28 setembro 2023

1755





Êxodo 20: 5-6 (Antigo Testamento, circa Sec. IV AC)

 

5. Não te encurvarás diante delas, nem as servirás; porque eu, o Senhor teu Deus, sou Deus zeloso, que visito a iniquidade dos pais nos filhos até a terceira e quarta geração daqueles que me odeiam e uso de misericórdia com milhares dos que me amam e guardam os meus mandamentos.

 

6. Mas trato com bondade até mil gerações aos que me amam e obedecem aos meus man­damentos.

 

 

Os maus atos afetam as famílias durante várias gerações, no Êxodo fala-se de 3 a 4 gerações, que corresponde de 90 a 120 anos. Um bisavô criminoso prejudica até aos bisnetos que procuram afastar-se o mais possível desse legado familiar. Pelo contrário, boas ações são um crédito e abrem portas à descendência.

 

Os acontecimentos históricos também estigmatizam os povos e influenciam as sociedades durante centenas de anos. Pode parecer anedótico e será, mas quando conhecia colegas Indianos, em Nova Iorque, e descobriam que eu era português, comentavam logo: “os teu antepassados eram uns facínoras”. E depois, a jeito de desculpa: “mas os espanhóis foram piores”. Ora bem, já vão 17 gerações desde que o Vasco bombardeou Calecute.

 

Serve este introito para invocar dois acontecimentos históricos que, na minha opinião, continuam a influenciar profundamente a atualidade. A Revolução Francesa (1789) e o Terramoto de Lisboa (1755).

 

Quando digo “influenciar” não me refiro às circunstâncias históricas que inevitavelmente teriam impacto na atualidade — não se guilhotina o Rei em vão. Refiro-me a aspectos culturais que continuam a colorir, para o bem e para o mal, a França e Portugal.

 

A “Liberté, Egalité, Fraternité” herdada de 1789, continua na Constituição e nas fachadas dos edifícios públicos, mas não passa de uma insígnia que ilude os franceses, que não são nem mais nem menos livres do que quaisquer outros povos europeus e que os leva aceitar um socialismo sufocante para serem mais iguais e fraternos.


Quanto a Portugal, o problema é diferente e quiçá mais grave. Enquanto a Revolução Francesa foi obra dos franceses, que ainda hoje procuram resolver na rua os problemas que não conseguem resolver nas urnas, “o Terramoto foi obra de Deus”.

 

O Terramoto de Lisboa é a verdadeira evocação da tragédia (no sentido clássico) e do destino.
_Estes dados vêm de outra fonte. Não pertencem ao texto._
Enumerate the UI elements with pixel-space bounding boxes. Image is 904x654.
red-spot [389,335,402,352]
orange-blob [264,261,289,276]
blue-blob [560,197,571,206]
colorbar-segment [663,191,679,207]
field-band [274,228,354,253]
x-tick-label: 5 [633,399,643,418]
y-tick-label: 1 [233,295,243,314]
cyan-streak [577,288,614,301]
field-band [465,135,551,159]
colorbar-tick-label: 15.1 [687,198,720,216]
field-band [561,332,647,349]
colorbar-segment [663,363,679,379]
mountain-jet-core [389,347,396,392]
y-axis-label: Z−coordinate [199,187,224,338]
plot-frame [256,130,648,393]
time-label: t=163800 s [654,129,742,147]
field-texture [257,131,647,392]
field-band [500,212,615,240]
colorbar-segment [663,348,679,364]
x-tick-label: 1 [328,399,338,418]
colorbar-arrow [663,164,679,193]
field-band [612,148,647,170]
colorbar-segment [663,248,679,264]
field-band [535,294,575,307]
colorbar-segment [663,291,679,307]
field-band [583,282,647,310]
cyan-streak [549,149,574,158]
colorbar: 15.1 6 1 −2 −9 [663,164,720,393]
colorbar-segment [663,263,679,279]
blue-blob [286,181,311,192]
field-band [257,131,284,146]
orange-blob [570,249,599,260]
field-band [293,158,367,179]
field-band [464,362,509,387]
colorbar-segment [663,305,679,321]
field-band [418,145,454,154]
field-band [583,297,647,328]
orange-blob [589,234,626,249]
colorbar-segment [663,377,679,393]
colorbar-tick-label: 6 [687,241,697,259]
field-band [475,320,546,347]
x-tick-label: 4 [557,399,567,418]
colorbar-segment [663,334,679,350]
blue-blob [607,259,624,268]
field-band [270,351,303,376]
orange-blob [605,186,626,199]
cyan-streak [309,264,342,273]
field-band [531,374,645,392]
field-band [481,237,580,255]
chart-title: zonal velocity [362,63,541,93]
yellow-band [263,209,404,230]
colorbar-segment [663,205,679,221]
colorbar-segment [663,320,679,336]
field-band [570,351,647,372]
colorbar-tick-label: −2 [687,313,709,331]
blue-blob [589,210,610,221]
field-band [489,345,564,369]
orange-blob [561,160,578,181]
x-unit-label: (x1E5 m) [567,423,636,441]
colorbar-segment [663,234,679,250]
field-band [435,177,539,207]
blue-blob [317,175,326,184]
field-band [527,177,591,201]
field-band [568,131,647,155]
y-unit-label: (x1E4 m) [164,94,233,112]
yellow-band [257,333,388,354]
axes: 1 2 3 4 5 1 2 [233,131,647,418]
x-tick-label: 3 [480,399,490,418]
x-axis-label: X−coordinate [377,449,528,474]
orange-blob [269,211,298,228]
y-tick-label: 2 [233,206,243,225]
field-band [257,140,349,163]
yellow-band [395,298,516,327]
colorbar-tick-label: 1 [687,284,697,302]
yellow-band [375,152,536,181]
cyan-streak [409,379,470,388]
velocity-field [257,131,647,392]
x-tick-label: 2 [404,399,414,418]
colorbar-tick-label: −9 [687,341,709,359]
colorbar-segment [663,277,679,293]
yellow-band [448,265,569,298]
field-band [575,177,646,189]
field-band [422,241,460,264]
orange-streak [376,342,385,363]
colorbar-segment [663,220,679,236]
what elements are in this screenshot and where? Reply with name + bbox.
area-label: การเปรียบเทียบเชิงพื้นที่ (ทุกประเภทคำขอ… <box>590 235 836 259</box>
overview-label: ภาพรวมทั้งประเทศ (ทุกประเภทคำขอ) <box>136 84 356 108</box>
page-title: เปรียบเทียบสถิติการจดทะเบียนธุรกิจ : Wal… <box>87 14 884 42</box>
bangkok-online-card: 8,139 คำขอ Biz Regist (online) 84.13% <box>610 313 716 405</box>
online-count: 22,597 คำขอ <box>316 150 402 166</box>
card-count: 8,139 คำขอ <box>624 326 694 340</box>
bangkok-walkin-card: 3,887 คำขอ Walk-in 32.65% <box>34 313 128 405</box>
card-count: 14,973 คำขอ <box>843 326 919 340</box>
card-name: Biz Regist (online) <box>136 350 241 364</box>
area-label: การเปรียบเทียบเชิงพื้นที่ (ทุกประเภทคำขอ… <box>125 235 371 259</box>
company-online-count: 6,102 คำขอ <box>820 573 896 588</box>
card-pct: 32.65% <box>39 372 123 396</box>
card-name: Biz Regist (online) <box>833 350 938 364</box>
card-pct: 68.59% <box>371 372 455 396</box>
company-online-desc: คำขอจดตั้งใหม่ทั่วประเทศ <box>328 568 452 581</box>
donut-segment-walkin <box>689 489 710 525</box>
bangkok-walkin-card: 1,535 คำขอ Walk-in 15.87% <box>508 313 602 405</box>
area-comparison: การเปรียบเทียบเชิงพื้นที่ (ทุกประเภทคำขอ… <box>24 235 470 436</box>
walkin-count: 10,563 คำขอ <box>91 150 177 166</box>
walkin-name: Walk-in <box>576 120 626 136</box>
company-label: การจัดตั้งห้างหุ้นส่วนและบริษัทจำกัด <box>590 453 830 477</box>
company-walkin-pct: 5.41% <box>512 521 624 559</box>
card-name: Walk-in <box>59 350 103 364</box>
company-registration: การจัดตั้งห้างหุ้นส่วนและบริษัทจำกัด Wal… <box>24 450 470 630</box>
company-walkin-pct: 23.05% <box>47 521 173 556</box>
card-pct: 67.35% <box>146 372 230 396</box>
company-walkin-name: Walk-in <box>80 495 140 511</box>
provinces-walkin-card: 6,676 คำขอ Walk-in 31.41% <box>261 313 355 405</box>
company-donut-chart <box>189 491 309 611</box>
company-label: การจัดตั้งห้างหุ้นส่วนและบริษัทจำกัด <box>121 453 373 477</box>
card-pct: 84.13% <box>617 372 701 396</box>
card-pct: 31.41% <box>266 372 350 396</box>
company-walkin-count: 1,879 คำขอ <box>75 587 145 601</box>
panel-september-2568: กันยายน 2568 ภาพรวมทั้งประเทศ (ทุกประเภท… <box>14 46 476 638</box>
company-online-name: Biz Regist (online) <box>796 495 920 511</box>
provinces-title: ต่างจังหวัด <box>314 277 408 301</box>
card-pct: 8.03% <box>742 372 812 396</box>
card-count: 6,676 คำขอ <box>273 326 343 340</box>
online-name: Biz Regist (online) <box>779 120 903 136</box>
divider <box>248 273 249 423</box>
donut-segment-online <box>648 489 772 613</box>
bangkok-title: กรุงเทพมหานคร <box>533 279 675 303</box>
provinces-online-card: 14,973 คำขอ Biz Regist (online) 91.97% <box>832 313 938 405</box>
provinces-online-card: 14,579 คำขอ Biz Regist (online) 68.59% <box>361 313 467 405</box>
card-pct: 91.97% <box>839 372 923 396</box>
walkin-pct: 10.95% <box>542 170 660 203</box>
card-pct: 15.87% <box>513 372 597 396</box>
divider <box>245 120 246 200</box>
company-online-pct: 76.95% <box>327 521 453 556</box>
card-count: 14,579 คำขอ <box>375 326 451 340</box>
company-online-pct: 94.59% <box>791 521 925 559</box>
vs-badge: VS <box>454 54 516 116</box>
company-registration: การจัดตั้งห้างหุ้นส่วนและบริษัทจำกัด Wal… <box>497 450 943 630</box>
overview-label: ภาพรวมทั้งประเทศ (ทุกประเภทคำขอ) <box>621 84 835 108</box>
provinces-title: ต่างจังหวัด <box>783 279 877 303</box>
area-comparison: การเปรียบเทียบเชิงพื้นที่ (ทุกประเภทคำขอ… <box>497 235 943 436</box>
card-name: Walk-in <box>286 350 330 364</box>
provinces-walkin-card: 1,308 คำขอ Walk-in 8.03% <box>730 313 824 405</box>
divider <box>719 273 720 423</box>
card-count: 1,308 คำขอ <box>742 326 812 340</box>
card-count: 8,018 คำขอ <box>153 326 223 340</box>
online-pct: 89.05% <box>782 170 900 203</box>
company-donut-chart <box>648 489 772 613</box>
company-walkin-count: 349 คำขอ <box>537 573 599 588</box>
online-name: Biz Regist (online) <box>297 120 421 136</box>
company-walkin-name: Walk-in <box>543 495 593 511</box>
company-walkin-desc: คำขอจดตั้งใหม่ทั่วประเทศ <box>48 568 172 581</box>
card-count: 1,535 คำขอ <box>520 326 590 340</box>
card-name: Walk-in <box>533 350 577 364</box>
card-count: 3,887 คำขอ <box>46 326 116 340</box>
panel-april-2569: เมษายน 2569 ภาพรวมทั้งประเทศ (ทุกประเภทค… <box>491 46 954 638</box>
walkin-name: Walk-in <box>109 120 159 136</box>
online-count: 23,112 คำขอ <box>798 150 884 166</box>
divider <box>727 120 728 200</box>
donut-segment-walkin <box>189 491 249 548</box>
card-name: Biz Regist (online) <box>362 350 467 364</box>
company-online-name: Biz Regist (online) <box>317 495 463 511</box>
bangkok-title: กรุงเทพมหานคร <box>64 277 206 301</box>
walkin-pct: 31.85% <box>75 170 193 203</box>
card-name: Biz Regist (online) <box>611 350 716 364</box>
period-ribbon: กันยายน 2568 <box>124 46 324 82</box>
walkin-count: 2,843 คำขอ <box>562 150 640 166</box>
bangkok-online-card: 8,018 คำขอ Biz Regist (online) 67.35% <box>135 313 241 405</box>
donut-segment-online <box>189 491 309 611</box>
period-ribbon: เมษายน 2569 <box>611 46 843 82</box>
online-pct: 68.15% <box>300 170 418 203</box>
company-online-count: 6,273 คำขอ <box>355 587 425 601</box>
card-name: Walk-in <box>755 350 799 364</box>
Algo que ocorre inesperadamente e contra o qual somos impotentes. Deixa na alma uma espécie de certeza de que nada vale a pena, e de que tudo pode desaparecer num instante. Também clama por alguém que imponha a ordem, no meio do caos, nem que seja a ferro e fogo.

 

O sucesso político do Pombal, que Camilo Castelo Branco apelidou de “monstro” e “Nero da Trafaria”, deve-se ao terramoto. E a admiração que os portugueses continuam a ter pelo autoritarismo poderá provir daí.

 

Por outro lado, ao contrário dos protestantes, os portugueses focam-se mais no presente e não se preocupam com o longo prazo. Desde logo os governantes, que endividam o nosso futuro coletivo. Pombal fez o mesmo, estourando o tesouro com a reconstrução de Lisboa.

 

Por ser obra dos franceses, a Revolução tem os seus heróis e os seus carrascos. Recordo, por exemplo, que em França não há uma única estátua do Robespierre. Em Portugal, contudo, o Sebastião de Carvalho e Melo, um facínora do quilate do Maximilian, tem um monumento imponente em Lisboa.

 

Os portugueses são supersticiosos, como não ser depois de 1755, e pelo sim e pelo não vão continuando a venerar no Pombal o autoritarismo que nos pode salvar do caos. Nem que isso custe centenas de milhares de vidas.

 

É necessário incutir confiança nos portugueses. Todos sabemos que a vida pode acabar de um momento para o outro, como num terramoto, mas temos de a viver como se fosse eterna.